As you can see, this output is not the easiest to read, and it's only a small fraction of the entire output! There are other ways to represent our Checkpoint Results in a prettier way.
8. Assessing Checkpoint Results
One way to view our Checkpoint Results is via their `.success` attribute.
As with Validation Results, this attribute will be True if ALL of our Expectations were met, otherwise False.
This approach is helpful for knowing whether or not the entire validation succeeded, but it doesn't give us any insight into the results on an Expectation level.
For that, we can use the same `.describe()` method we've been using for Validation Results.

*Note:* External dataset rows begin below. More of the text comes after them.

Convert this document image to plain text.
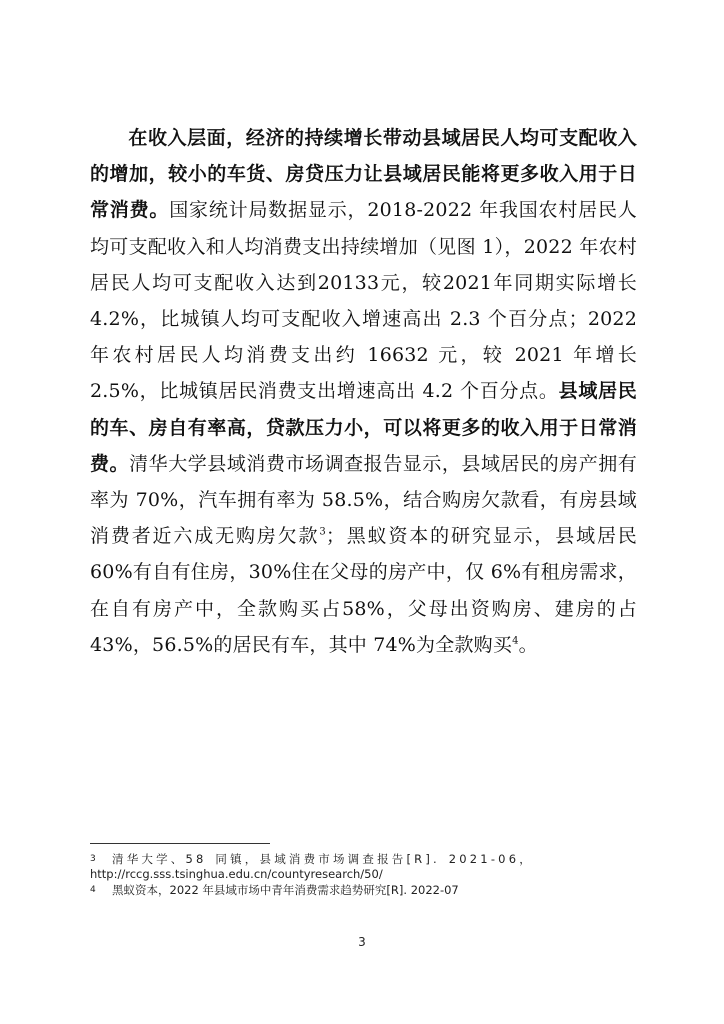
在收入层面，经济的持续增长带动县域居民人均可支配收入的增加，较小的车货、房贷压力让县域居民能将更多收入用于日常消费。国家统计局数据显示，2018-2022 年我国农村居民人均可支配收入和人均消费支出持续增加（见图 1），2022 年农村居民人均可支配收入达到20133元，较2021年同期实际增长4.2%，比城镇人均可支配收入增速高出 2.3 个百分点；2022 年农村居民人均消费支出约 16632 元，较 2021 年增长 2.5%，比城镇居民消费支出增速高出 4.2 个百分点。县域居民的车、房自有率高，贷款压力小，可以将更多的收入用于日常消费。清华大学县域消费市场调查报告显示，县域居民的房产拥有率为 70%，汽车拥有率为 58.5%，结合购房欠款看，有房县域消费者近六成无购房欠款$^3$；黑蚁资本的研究显示，县域居民 60%有自有住房，30%住在父母的房产中，仅 6%有租房需求，在自有房产中，全款购买占58%，父母出资购房、建房的占 43%，56.5%的居民有车，其中 74%为全款购买$^4$。

3 清华大学、58 同镇，县域消费市场调查报告[R]. 2021-06，
http://rccg.sss.tsinghua.edu.cn/countyresearch/50/

4 黑蚁资本，2022 年县域市场中青年消费需求趋势研究[R]. 2022-07

3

9. Assessing Checkpoint Results
This looks like our Validation Results -- better, but still a bit tedious.
10. Data Docs
Another tool we can use are Data Docs, which translate Expectations, Validation Results, and other metadata into human-readable documentation.
They can be populated using Checkpoint Actions.
11. Data Docs
Data Docs will open as a static webpage, with a UI displaying each Expectation, whether or not it succeeded, and any associated metadata. Pretty neat, huh?
While we won't go into them in depth in this course, it's worth knowing what they are and why they're useful.
12. Cheat sheet
Here's a summary slide on all things Checkpoints. Feel free to refer back to this while completing the exercises.
13. Let's practice!
Time to practice creating your own Checkpoints!